Matthew, good morning.
Is iSCSI Target configured with ACL?
Do all Gateways have the same amount of active sessions? It could be that
some Gateway has crashed the sessions (specifically gateway 3).
If you are not actually using Storage Domain on iSCSI, I recommend the
following:
1- Logout through oVirt
2- Check if there is still an initiator in the multipath on each oVirt Host
3- Log out of all sessions and delete through iscsiadm on each oVirt Host
4- Check if there is still an active session in CEPH
5- Restart all Gateway Daemons in CEPH, it may take a while if there is a
stuck session
6- Try to perform Discovery again through oVirt
Em ter., 29 de nov. de 2022 às 03:28, Matthew J Black <
matthew(a)peregrineit.net> escreveu:
Hi All,
I've got some issues with connecting my oVirt Cluster to my Ceph Cluster
via iSCSI. There are two issues, and I don't know if one is causing the
other, if they are related at all, or if they are two separate, unrelated
issues.
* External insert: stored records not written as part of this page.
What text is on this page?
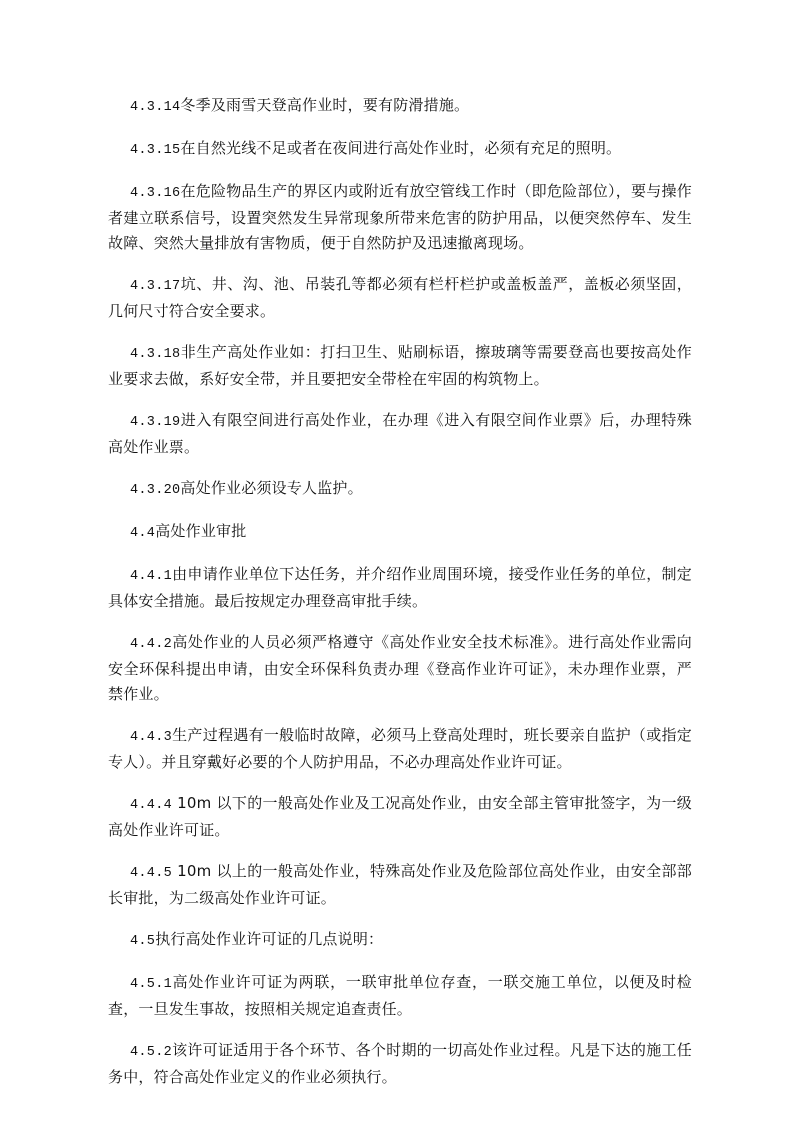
4.3.14冬季及雨雪天登高作业时，要有防滑措施。

4.3.15在自然光线不足或者在夜间进行高处作业时，必须有充足的照明。

4.3.16在危险物品生产的界区内或附近有放空管线工作时（即危险部位），要与操作者建立联系信号，设置突然发生异常现象所带来危害的防护用品，以便突然停车、发生故障、突然大量排放有害物质，便于自然防护及迅速撤离现场。

4.3.17坑、井、沟、池、吊装孔等都必须有栏杆栏护或盖板盖严，盖板必须坚固，几何尺寸符合安全要求。

4.3.18非生产高处作业如：打扫卫生、贴刷标语，擦玻璃等需要登高也要按高处作业要求去做，系好安全带，并且要把安全带栓在牢固的构筑物上。

4.3.19进入有限空间进行高处作业，在办理《进入有限空间作业票》后，办理特殊高处作业票。

4.3.20高处作业必须设专人监护。

4.4高处作业审批

4.4.1由申请作业单位下达任务，并介绍作业周围环境，接受作业任务的单位，制定具体安全措施。最后按规定办理登高审批手续。

4.4.2高处作业的人员必须严格遵守《高处作业安全技术标准》。进行高处作业需向安全环保科提出申请，由安全环保科负责办理《登高作业许可证》，未办理作业票，严禁作业。

4.4.3生产过程遇有一般临时故障，必须马上登高处理时，班长要亲自监护（或指定专人）。并且穿戴好必要的个人防护用品，不必办理高处作业许可证。

4.4.4 10m 以下的一般高处作业及工况高处作业，由安全部主管审批签字，为一级高处作业许可证。

4.4.5 10m 以上的一般高处作业，特殊高处作业及危险部位高处作业，由安全部部长审批，为二级高处作业许可证。

4.5执行高处作业许可证的几点说明：

4.5.1高处作业许可证为两联，一联审批单位存查，一联交施工单位，以便及时检查，一旦发生事故，按照相关规定追查责任。

4.5.2该许可证适用于各个环节、各个时期的一切高处作业过程。凡是下达的施工任务中，符合高处作业定义的作业必须执行。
Let me explain.
The Situation
-------------
- I have a working three node Ceph Cluster (Ceph Quincy on Rocky Linux 8.6)
- The Ceph Cluster has four Storage Pools of between 4 and 8 TB each
- The Ceph Cluster has three iSCSI Gateways
- There is a single iSCSI Target on the Ceph Cluster
- The iSCSI Target has all three iSCSI Gateways attached
- The iSCSI Target has all four Storage Pools attached
- The four Storage Pools have been assigned LUNs 0-3
- I have set up (Discovery) CHAP Authorisation on the iSCSI Target
- I have a working three node self-hosted oVirt Cluster (oVirt v4.5.3 on
Rocky Linux 8.6)
- The oVirt Cluster has (in addition to the hosted_storage Storage Domain)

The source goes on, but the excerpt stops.